Cinder

Cinder.jpg Cinder by Marissa Meyer

Publication Date: January 3, 2012
Read Date: January 11, 2017

Series: The Lunar Chronicles
Book #1

Amazon, Goodreads

Forgive me for bringing up Heartless again, but after reading that, I felt the need to devour everything Marissa Meyer has ever written. It was my personal goal to finish this book in one sitting, and that I did. I don’t regret one single minute. I loved this whole concept, fairy tale story meets The Terminator meets Star Wars. Inititally, when I first heard about the series, it didn’t sound too great to me. Sci-fi isn’t the easiest genre to get into, but this was perfect.

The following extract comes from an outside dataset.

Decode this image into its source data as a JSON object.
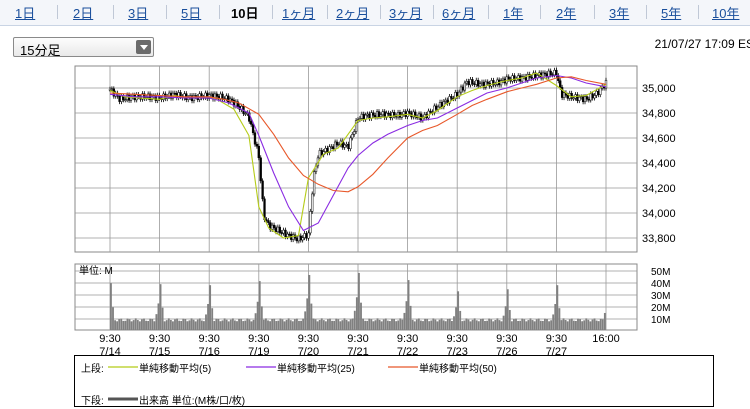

Cinder is a cyborg. What’s crazy is the struggle to fit in with a society that looks down on them while being perfectly fine with using the technology for their own benefit. Cyborgs just happen to have that technology inside of them as well as in the products they use. I would think that being a cyborg would make you cooler than your peers. Don’t feel like bringing a purse? I’ll just throw my lip gloss in my calf for when I need a touch up. Where did I leave that screwdriver? Oh, that’s OK, I have a spare in my palm. On top of all that usefulness, her user interface connected to her brain can show her news feeds, comms (text messages), and it can tell when someone is lying. She doesn’t even need to wear the Samsung VR for that. Yet this whole package of awesomeness is considered inferior. These people need a reality check. These robot parts have either saved humans’ lives or are making their lives easier (no more amputees), it doesn’t make them less human (just more robot/awesome).

“I think I have some oil in my calf if you’d like me to fix that wheel.” So thoughtful.

Cinder’s wit was right on point with the sense of humor I adore.

“I don’t actually remember anything from before the surgery.”
…”The cybernetic operation?”
“No, the sex change.”

“Speaking of eye surgery, do you realize you’re missing tear ducts?”
“What? Really? And I thought I was just emotionally withdrawn.”

Prince Kai was definitely adorable to me. I was excited whenever he showed up because I adored how assertive he is. Like when trying to get Cinder to go to the ball with him:

“Maybe you would change your mind? Because I am, you know.”
“The prince.”
“Not bragging,” he said quickly. “Just a fact.”

Swoon.

A complaint I had read prior to reading this was the lack of world building in a place that sounds absolutely fantastic. I can see that point of view. Marissa Meyer has actually grown in her writing skills because the world building in Heartless, her most recent novel, is superb (here I am, bringing up that novel again). Regardless, this book is clearly a series, it looks like the world will continue to be built amongst the books, which is nice because I am not a fan of information dumping. I can only handle so much before I need to go back and reread whatever the heck I just read.

This is an awesome spin on a fairy tale with a heroine who is very self-sufficient and is growing to become bad ass. There’s nothing like a heroine who decides to save the man, instead of being the damsel in distress. You go, girl.